Niente, rieccolo. Questo Ponte s’ha da fare comunque, dice Alfano. Finirà,
dice, come le altre volte in cui il piccolo alleato di destra riesce a imporre
alla maggioranza di centrosinistra la propria linea, come l’abolizione
dell’articolo 18 o la mancata applicazione delle direttive europee sui
matrimoni gay. E magari ha ragione lui, perché no? In fondo in Italia non si
riesce mai a mettere la parola fine su una storia per quanto vergognosa.
Soprattutto, non si riesce mai a chiudere una fonte di spesa pubblica
ingiustificata. Si possono tagliare le spese per la scuola o la sanità, quelle
sì, ma gli enti inutili?
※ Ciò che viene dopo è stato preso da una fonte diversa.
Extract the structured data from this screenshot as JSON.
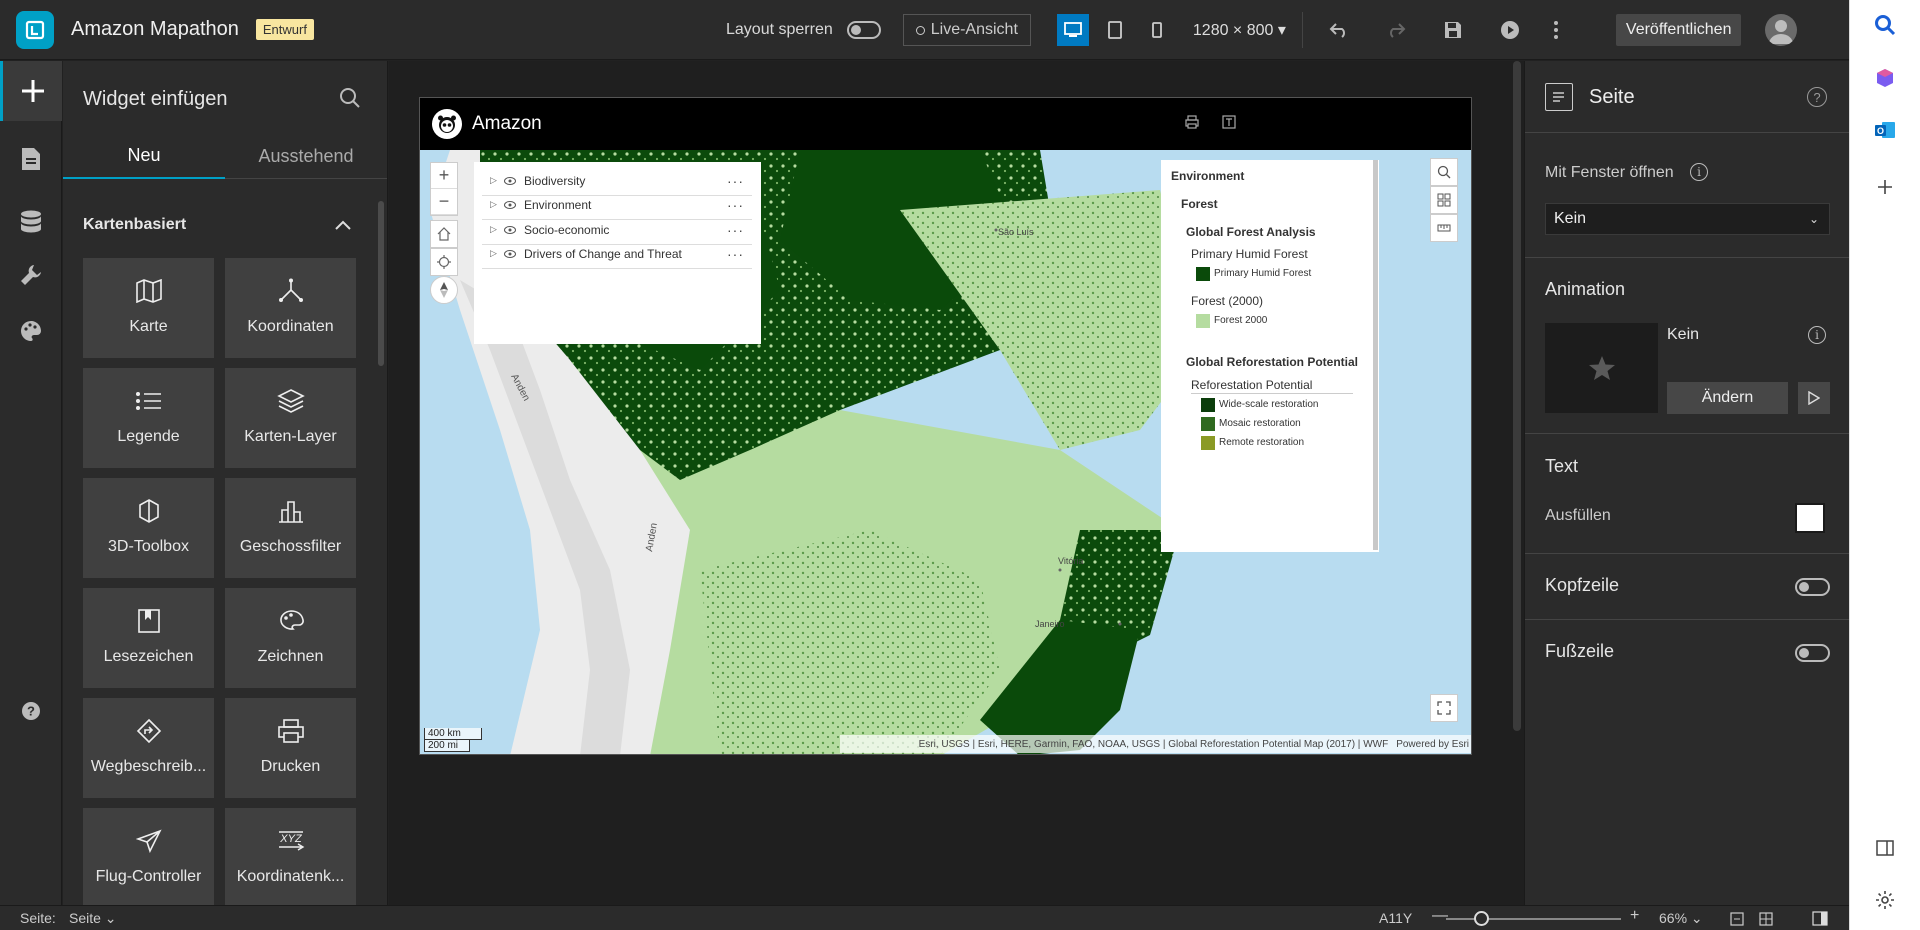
{
  "header": {
    "app_title": "Amazon Mapathon",
    "draft_badge": "Entwurf",
    "lock_layout_label": "Layout sperren",
    "live_view_label": "Live-Ansicht",
    "resolution": "1280 × 800",
    "publish_label": "Veröffentlichen"
  },
  "widget_panel": {
    "title": "Widget einfügen",
    "tabs": [
      "Neu",
      "Ausstehend"
    ],
    "section": "Kartenbasiert",
    "widgets": [
      {
        "label": "Karte",
        "icon": "map-icon"
      },
      {
        "label": "Koordinaten",
        "icon": "coordinates-icon"
      },
      {
        "label": "Legende",
        "icon": "legend-icon"
      },
      {
        "label": "Karten-Layer",
        "icon": "layers-icon"
      },
      {
        "label": "3D-Toolbox",
        "icon": "3d-toolbox-icon"
      },
      {
        "label": "Geschossfilter",
        "icon": "floor-filter-icon"
      },
      {
        "label": "Lesezeichen",
        "icon": "bookmark-icon"
      },
      {
        "label": "Zeichnen",
        "icon": "draw-icon"
      },
      {
        "label": "Wegbeschreib...",
        "icon": "directions-icon"
      },
      {
        "label": "Drucken",
        "icon": "print-icon"
      },
      {
        "label": "Flug-Controller",
        "icon": "fly-controller-icon"
      },
      {
        "label": "Koordinatenk...",
        "icon": "coordinate-conversion-icon"
      }
    ]
  },
  "page": {
    "title": "Amazon",
    "layers": [
      "Biodiversity",
      "Environment",
      "Socio-economic",
      "Drivers of Change and Threat"
    ],
    "legend": {
      "group": "Environment",
      "subgroup": "Forest",
      "analysis_title": "Global Forest Analysis",
      "primary_layer": "Primary Humid Forest",
      "primary_item": "Primary Humid Forest",
      "forest2000_layer": "Forest (2000)",
      "forest2000_item": "Forest 2000",
      "reforestation_title": "Global Reforestation Potential",
      "reforestation_layer": "Reforestation Potential",
      "items": [
        "Wide-scale restoration",
        "Mosaic restoration",
        "Remote restoration"
      ],
      "colors": [
        "#0b3d0b",
        "#2f6a1f",
        "#8a9a25"
      ],
      "primary_color": "#0a4a0a",
      "forest2000_color": "#b5dca0"
    },
    "map_labels": {
      "anden1": "Anden",
      "anden2": "Anden",
      "sao_luis": "São Luís",
      "vitoria": "Vitória",
      "janeiro": "Janeiro"
    },
    "scale_km": "400 km",
    "scale_mi": "200 mi",
    "attribution": "Esri, USGS | Esri, HERE, Garmin, FAO, NOAA, USGS | Global Reforestation Potential Map (2017) | WWF",
    "powered_by": "Powered by Esri"
  },
  "settings_panel": {
    "title": "Seite",
    "open_with_window_label": "Mit Fenster öffnen",
    "open_with_window_value": "Kein",
    "animation_label": "Animation",
    "animation_value": "Kein",
    "change_label": "Ändern",
    "text_label": "Text",
    "fill_label": "Ausfüllen",
    "header_label": "Kopfzeile",
    "footer_label": "Fußzeile"
  },
  "statusbar": {
    "page_label": "Seite:",
    "page_value": "Seite",
    "a11y": "A11Y",
    "zoom": "66%",
    "zoom_fraction": 0.2
  },
  "colors": {
    "accent": "#00a0c6",
    "active_device": "#007ac2",
    "draft_badge": "#f8e6a0"
  }
}
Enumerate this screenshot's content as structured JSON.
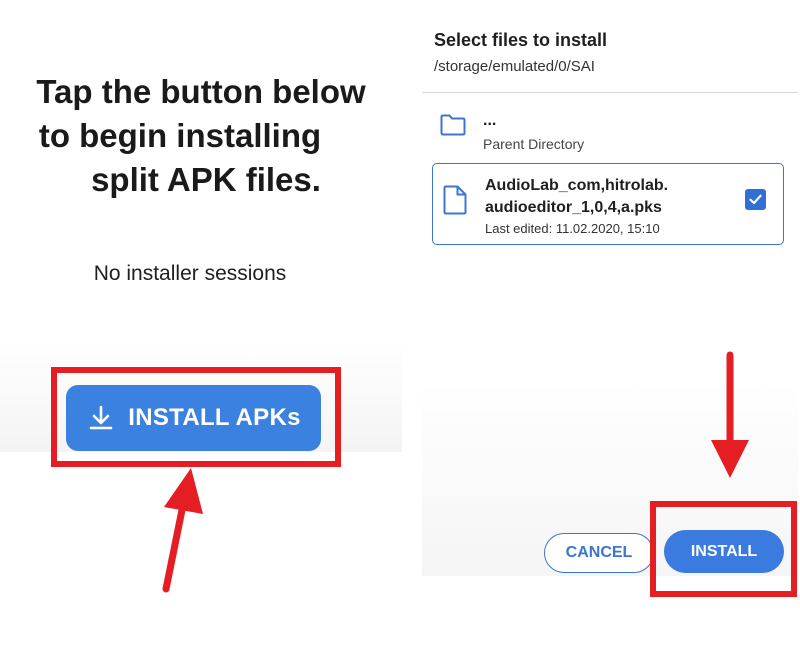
{
  "left": {
    "message_lines": [
      "Tap the button below",
      "to begin installing",
      "split APK files."
    ],
    "status_text": "No installer sessions",
    "install_button_label": "INSTALL APKs",
    "install_button_icon": "download-icon"
  },
  "dialog": {
    "title": "Select files to install",
    "path": "/storage/emulated/0/SAI",
    "parent": {
      "dots": "...",
      "label": "Parent Directory",
      "icon": "folder-icon"
    },
    "file": {
      "name_lines": [
        "AudioLab_com,hitrolab.",
        "audioeditor_1,0,4,a.pks"
      ],
      "last_edited": "Last edited: 11.02.2020, 15:10",
      "icon": "file-icon",
      "checked": true
    },
    "cancel_label": "CANCEL",
    "install_label": "INSTALL"
  },
  "colors": {
    "accent": "#3b82e0",
    "highlight": "#e41e23"
  }
}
Ero un ragazzo quando i governi hanno cominciato a
prometterne l’abolizione. Ed è rimasta sempre una priorità “assoluta”. Il
risultato è che sono tutti e sempre là, al massimo con un nome diverso.
Duemila, per alcuni. Il Codacons, l’associazione dei consumatori, li stima con
più prudenza in 500 circa, per un costo totale annuo di 10 miliardi, una media
finanziaria. L’ente per la valorizzazione dell’immagine del gondoliere e gli
altri enti fratelli sono sempre là, dopo aver resistito alla prima, seconda,
terza repubblica. Del resto, il lettore può decidere di farsi del male e fare
una gira in quei lussuosi palazzi centrali e brulicanti di addetti che si
chiamavano province, prima dell’abolizione, e verificare se è stato rimosso
anche un solo comodino, non si parla di tagliare competenze e relative spese. E
allora, perché no? Perché non abbandonare la banda larga e lasciare Pompei nel
caos per concentrare sforzi e soldi nella riesumazione del Ponte che consentirà
di passare più velocemente lo Stretto ai pochi viaggiatori sopravvissuti alla
Salerno-Reggio o alle ferrovie siciliane? Senza finanziamenti europei, possiamo
cavarcela con 5 o 6 miliardi e finire i lavori per il 2035. Quando altrove
avranno inventato finalmente le auto volanti.